Die Voratsdatenspeicherungs zielt darauf ab, die für eine Anschlagsplanung typischen Strukturen zu erkennen. Das Problem dabei ist, sie von harmlosen und gesellschaftlich gewollte Organisations- und Kommunikationsstrukturen zu unterscheiden: „Befehlsketten“ sind bei „Projekten“ ähnlich, ob man nun ein Flugzeug entführen oder ein Haus bauen will. Um das unterscheiden zu können, müssen daher sehr viele Eigenschaften der Kommunikation beachtet werden. Diese „Verfeinerung des Filters“ hat wiederum zur Folge, dass es noch schwieriger wird, auffällige Kommunikations-Hierarchien ausfindig zu machen – als würde man den Heuhaufen, in dem eine Nadel gesucht wird, noch weiter vergrößern.

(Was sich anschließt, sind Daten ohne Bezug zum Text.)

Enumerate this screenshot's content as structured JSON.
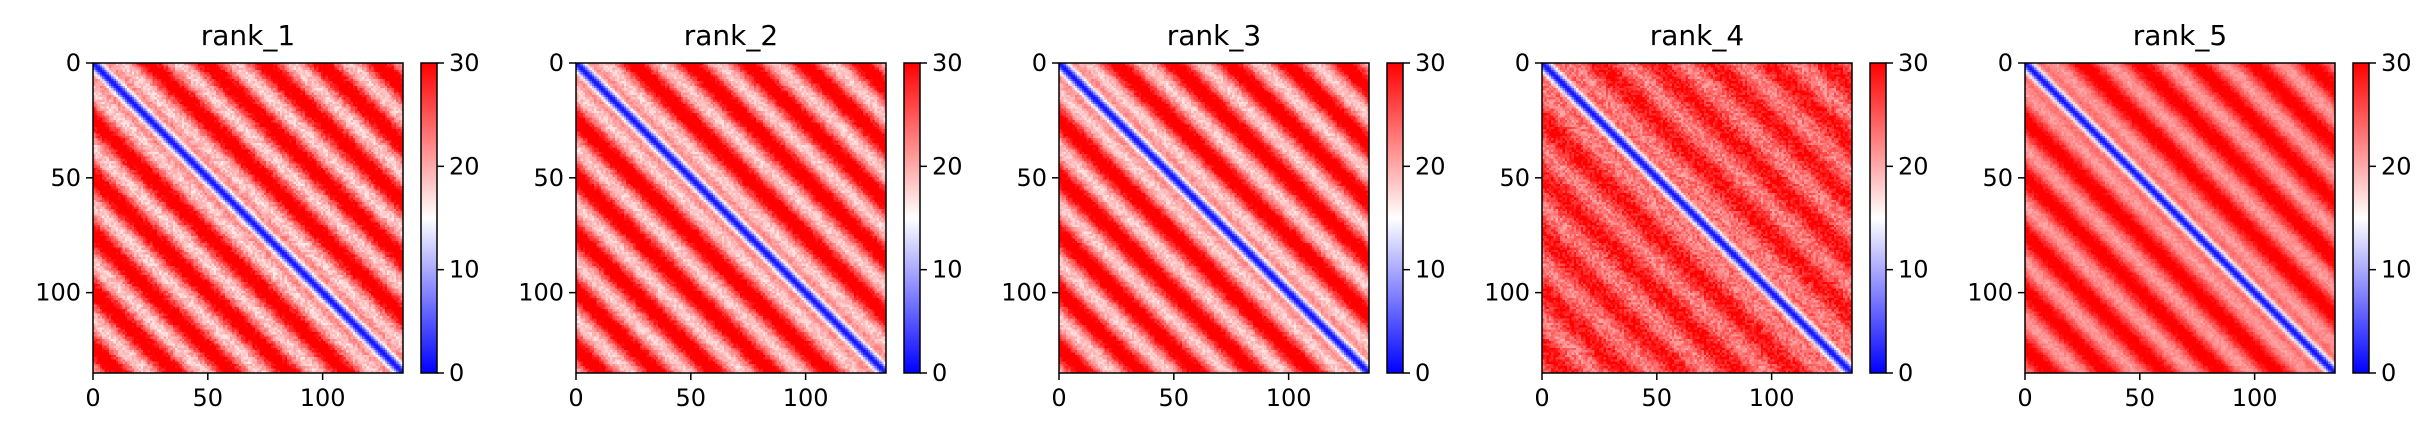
{
  "chart_data": [
    {
      "type": "heatmap",
      "title": "rank_1",
      "matrix_size": 136,
      "xticks": [
        0,
        50,
        100
      ],
      "yticks": [
        0,
        50,
        100
      ],
      "xlim": [
        0,
        135
      ],
      "ylim": [
        135,
        0
      ],
      "colorbar": {
        "ticks": [
          0,
          10,
          20,
          30
        ],
        "range": [
          0,
          30
        ],
        "colormap": "bwr",
        "colors": [
          "#0000ff",
          "#ffffff",
          "#ff0000"
        ]
      },
      "pattern": {
        "period": 25,
        "band_amplitude": 7,
        "diagonal_width": 3.2,
        "offdiag_level": 25,
        "noise": 2.2
      }
    },
    {
      "type": "heatmap",
      "title": "rank_2",
      "matrix_size": 136,
      "xticks": [
        0,
        50,
        100
      ],
      "yticks": [
        0,
        50,
        100
      ],
      "xlim": [
        0,
        135
      ],
      "ylim": [
        135,
        0
      ],
      "colorbar": {
        "ticks": [
          0,
          10,
          20,
          30
        ],
        "range": [
          0,
          30
        ],
        "colormap": "bwr",
        "colors": [
          "#0000ff",
          "#ffffff",
          "#ff0000"
        ]
      },
      "pattern": {
        "period": 25,
        "band_amplitude": 7,
        "diagonal_width": 3.2,
        "offdiag_level": 25,
        "noise": 1.8
      }
    },
    {
      "type": "heatmap",
      "title": "rank_3",
      "matrix_size": 136,
      "xticks": [
        0,
        50,
        100
      ],
      "yticks": [
        0,
        50,
        100
      ],
      "xlim": [
        0,
        135
      ],
      "ylim": [
        135,
        0
      ],
      "colorbar": {
        "ticks": [
          0,
          10,
          20,
          30
        ],
        "range": [
          0,
          30
        ],
        "colormap": "bwr",
        "colors": [
          "#0000ff",
          "#ffffff",
          "#ff0000"
        ]
      },
      "pattern": {
        "period": 25,
        "band_amplitude": 7,
        "diagonal_width": 3.2,
        "offdiag_level": 25,
        "noise": 1.8
      }
    },
    {
      "type": "heatmap",
      "title": "rank_4",
      "matrix_size": 136,
      "xticks": [
        0,
        50,
        100
      ],
      "yticks": [
        0,
        50,
        100
      ],
      "xlim": [
        0,
        135
      ],
      "ylim": [
        135,
        0
      ],
      "colorbar": {
        "ticks": [
          0,
          10,
          20,
          30
        ],
        "range": [
          0,
          30
        ],
        "colormap": "bwr",
        "colors": [
          "#0000ff",
          "#ffffff",
          "#ff0000"
        ]
      },
      "pattern": {
        "period": 25,
        "band_amplitude": 3.5,
        "diagonal_width": 3.0,
        "offdiag_level": 26,
        "noise": 2.8
      }
    },
    {
      "type": "heatmap",
      "title": "rank_5",
      "matrix_size": 136,
      "xticks": [
        0,
        50,
        100
      ],
      "yticks": [
        0,
        50,
        100
      ],
      "xlim": [
        0,
        135
      ],
      "ylim": [
        135,
        0
      ],
      "colorbar": {
        "ticks": [
          0,
          10,
          20,
          30
        ],
        "range": [
          0,
          30
        ],
        "colormap": "bwr",
        "colors": [
          "#0000ff",
          "#ffffff",
          "#ff0000"
        ]
      },
      "pattern": {
        "period": 25,
        "band_amplitude": 5,
        "diagonal_width": 3.0,
        "offdiag_level": 26,
        "noise": 1.2
      }
    }
  ]
}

Anmerkung: ein ähnlicher „Heuhaufen“-Effekt trug seinerzeit dazu bei, dass das Ministerium für Staatssicherheit der DDR, obwohl es einen bemerkenswert effizienten Geheimdienst hatte, 1989 so hilf- und kopflos auf die Demokratiebewegung reagierte.
Eine längerfristige Speicherung führt sogar dazu, dass Spuren auffälligen Kommunikationsverhaltens sich gegenüber einer kurzzeitigen Speicherung verwischen, denn die Wahrscheinlichkeit, dass eine Gruppe von Bürgern ohne terroristischen Hintergrund ebenfalls kurzfristig häufiger miteinander telefoniert – beispielsweise um eine Hochzeit zu organisieren – steigt natürlich mit jedem Tag.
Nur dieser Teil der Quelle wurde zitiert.